Vassiliki Kontaxi was born in the Greek village of Plisivitsa in Thesprotia. At the age of twelve she sought an audience with the local Ottoman ruler, Ali Pasha, to intercede for her father's life. Having granted her father pardon, Ali Pasha married Vassiliki in 1808 and she joined his harem. Being allowed to practice her Christian faith, she interceded on behalf of the Orthodox people. She was perhaps contacted by the Greek patriotic organization Filiki Eteria. During this period she undertook a number of charity initiatives. In 1819–20 she financed a number of restoration works in Mount Athos.

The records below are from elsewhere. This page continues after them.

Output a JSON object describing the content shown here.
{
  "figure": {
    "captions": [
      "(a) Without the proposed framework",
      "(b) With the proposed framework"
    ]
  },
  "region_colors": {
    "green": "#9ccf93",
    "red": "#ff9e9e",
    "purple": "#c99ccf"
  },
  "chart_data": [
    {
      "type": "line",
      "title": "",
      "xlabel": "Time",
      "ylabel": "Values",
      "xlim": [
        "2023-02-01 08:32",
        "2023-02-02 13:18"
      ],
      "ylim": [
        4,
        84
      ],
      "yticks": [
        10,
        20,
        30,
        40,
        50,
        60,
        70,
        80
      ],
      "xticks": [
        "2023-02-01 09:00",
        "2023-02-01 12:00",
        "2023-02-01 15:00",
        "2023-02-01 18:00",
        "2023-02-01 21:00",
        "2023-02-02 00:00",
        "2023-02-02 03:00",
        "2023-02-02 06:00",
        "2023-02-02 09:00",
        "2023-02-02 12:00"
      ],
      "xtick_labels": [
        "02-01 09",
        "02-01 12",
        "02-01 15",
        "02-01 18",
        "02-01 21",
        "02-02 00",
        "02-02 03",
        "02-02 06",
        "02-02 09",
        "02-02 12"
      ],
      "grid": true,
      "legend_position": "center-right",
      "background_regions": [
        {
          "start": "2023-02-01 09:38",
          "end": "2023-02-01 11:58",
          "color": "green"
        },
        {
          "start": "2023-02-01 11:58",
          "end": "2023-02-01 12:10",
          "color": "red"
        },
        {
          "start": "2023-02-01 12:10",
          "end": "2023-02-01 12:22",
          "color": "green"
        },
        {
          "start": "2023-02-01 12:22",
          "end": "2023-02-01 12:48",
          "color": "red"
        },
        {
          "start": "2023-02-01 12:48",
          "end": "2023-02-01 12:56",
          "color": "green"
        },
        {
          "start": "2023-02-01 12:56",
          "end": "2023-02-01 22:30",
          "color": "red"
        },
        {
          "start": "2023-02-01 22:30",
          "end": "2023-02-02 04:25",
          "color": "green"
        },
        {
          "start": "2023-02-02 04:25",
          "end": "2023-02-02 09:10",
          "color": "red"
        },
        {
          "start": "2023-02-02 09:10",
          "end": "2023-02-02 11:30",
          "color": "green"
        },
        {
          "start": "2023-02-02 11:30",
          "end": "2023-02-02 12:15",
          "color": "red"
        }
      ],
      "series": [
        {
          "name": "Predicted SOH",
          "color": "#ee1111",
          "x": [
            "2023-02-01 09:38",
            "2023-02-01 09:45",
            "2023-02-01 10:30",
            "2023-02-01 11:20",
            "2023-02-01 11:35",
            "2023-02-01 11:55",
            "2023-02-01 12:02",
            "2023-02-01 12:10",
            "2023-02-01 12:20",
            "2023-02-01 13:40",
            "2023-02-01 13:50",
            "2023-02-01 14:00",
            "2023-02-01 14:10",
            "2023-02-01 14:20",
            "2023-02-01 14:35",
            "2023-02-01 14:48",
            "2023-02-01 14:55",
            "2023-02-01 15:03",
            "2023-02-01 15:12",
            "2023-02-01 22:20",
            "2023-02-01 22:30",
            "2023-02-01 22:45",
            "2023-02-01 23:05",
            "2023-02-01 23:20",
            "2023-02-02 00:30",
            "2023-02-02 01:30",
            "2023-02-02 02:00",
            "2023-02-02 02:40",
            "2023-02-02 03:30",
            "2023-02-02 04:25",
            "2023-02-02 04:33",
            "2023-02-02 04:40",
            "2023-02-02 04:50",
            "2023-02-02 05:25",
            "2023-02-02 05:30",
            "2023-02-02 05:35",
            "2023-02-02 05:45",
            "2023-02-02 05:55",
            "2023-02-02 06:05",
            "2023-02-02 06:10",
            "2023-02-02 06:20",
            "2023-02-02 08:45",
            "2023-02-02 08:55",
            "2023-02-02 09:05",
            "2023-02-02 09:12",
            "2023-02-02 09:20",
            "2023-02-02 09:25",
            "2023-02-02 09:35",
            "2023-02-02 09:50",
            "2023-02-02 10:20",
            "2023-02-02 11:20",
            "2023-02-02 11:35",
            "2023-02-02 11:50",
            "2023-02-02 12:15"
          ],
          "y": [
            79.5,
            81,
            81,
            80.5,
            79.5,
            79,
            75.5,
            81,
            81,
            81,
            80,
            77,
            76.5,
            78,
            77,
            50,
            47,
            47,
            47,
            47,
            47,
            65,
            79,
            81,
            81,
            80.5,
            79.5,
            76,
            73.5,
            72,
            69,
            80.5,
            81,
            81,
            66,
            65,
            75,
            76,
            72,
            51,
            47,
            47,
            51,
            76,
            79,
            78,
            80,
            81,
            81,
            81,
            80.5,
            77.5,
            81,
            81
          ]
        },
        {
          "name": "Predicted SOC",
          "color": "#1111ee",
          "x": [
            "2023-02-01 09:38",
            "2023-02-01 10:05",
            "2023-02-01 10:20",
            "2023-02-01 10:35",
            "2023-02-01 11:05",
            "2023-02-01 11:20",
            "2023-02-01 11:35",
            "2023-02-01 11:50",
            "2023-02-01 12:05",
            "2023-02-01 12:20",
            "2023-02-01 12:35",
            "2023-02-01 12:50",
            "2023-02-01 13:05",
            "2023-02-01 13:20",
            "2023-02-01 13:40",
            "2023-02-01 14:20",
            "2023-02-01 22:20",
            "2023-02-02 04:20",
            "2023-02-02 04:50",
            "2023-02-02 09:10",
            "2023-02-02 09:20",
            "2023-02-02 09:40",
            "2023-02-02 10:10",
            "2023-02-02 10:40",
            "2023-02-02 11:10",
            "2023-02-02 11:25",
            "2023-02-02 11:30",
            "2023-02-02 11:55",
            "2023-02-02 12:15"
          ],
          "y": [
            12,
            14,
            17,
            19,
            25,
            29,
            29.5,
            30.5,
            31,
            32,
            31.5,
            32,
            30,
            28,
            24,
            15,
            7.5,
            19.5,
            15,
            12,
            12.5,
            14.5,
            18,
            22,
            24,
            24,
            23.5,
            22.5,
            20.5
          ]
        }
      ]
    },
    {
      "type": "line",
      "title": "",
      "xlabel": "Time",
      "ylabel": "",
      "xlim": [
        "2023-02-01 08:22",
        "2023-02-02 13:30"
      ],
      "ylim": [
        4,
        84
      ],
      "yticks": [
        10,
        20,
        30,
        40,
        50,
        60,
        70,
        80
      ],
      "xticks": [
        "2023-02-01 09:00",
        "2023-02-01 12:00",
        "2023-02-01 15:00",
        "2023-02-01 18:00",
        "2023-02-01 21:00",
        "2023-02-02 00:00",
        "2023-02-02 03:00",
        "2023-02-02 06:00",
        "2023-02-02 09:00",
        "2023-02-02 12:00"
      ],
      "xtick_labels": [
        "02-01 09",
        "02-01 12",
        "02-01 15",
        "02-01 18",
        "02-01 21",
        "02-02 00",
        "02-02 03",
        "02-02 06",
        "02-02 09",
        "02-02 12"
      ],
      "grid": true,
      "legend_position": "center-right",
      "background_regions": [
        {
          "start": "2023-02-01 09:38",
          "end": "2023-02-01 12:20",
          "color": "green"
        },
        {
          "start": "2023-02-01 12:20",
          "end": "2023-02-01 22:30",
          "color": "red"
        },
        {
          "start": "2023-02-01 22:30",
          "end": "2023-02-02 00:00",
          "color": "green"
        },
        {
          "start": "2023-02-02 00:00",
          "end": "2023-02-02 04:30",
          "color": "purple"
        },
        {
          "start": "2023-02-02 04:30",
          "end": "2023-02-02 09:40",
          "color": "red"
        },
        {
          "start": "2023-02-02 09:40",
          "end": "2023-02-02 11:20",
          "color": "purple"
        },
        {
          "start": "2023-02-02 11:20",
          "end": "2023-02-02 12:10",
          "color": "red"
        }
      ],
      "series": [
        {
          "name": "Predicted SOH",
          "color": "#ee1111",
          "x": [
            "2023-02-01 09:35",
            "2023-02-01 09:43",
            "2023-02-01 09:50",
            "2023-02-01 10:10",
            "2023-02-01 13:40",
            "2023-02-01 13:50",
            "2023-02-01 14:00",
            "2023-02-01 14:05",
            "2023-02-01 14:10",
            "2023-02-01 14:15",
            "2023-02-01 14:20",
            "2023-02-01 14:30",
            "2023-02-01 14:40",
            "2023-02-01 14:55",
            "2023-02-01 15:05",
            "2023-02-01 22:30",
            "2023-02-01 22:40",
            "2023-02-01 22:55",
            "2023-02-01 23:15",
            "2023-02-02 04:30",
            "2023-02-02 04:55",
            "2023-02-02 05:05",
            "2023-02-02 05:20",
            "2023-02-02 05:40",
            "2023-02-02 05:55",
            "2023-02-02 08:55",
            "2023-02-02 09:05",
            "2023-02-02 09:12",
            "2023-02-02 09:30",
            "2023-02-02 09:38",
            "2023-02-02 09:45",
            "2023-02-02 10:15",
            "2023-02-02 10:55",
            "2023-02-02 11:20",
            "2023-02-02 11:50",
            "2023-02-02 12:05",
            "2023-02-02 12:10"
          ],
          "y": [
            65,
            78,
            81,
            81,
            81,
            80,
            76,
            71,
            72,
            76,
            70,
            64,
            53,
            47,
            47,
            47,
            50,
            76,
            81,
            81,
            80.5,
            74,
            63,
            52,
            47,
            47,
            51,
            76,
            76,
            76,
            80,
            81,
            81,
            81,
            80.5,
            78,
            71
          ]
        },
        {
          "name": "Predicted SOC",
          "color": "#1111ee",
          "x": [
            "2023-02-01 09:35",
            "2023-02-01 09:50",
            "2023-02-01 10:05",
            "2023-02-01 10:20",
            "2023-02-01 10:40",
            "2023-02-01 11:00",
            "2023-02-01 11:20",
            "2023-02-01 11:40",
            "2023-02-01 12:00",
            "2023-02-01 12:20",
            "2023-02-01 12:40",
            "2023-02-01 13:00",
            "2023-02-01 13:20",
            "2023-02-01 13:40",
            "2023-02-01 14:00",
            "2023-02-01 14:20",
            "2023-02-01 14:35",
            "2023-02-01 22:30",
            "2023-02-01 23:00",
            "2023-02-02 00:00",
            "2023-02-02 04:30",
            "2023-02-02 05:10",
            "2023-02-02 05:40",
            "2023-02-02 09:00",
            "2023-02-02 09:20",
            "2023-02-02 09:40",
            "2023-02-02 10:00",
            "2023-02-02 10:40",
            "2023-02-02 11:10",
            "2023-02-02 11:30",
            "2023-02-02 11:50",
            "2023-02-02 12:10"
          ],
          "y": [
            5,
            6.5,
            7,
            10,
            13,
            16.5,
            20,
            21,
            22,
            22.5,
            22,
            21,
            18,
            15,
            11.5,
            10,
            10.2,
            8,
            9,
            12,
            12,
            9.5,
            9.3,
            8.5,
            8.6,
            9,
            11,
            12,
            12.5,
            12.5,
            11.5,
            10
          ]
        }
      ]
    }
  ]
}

In January 1822, during the last stage of the siege of Ioannina by the Ottoman Sultan's forces, Vassiliki together with Ali Pasha and his private guard escaped to Ioannina Island. Ali Pasha was executed there on January 22 by an Ottoman delegation, having been declared an outlaw by the Sultan. Following Ali's death, Vassiliki was sent as a prisoner to the Ottoman capital, Constantinople. She was later pardoned and returned to Greece, which meanwhile gained its independence after the successful Greek War of Independence (1821–30). In 1830, the Greek state gave Vassiliki a medieval tower in Katochi, where she lived the rest of her life. She died of dysentery in 1834.

==In art and literature==
In 1895, the gold-embroidered velvet purse of Vassiliki was bought by Nikolaos Konstantinidis for 25 drachmas. Vassiliki was depicted by various artists. She is mentioned in a number of 19th-century novels, such as in Alexandre Dumas' The Count of Monte Cristo and by English author Richard A. Davenport in his The Life of Ali Pasha of Tepeleni, Vizier of Epirus.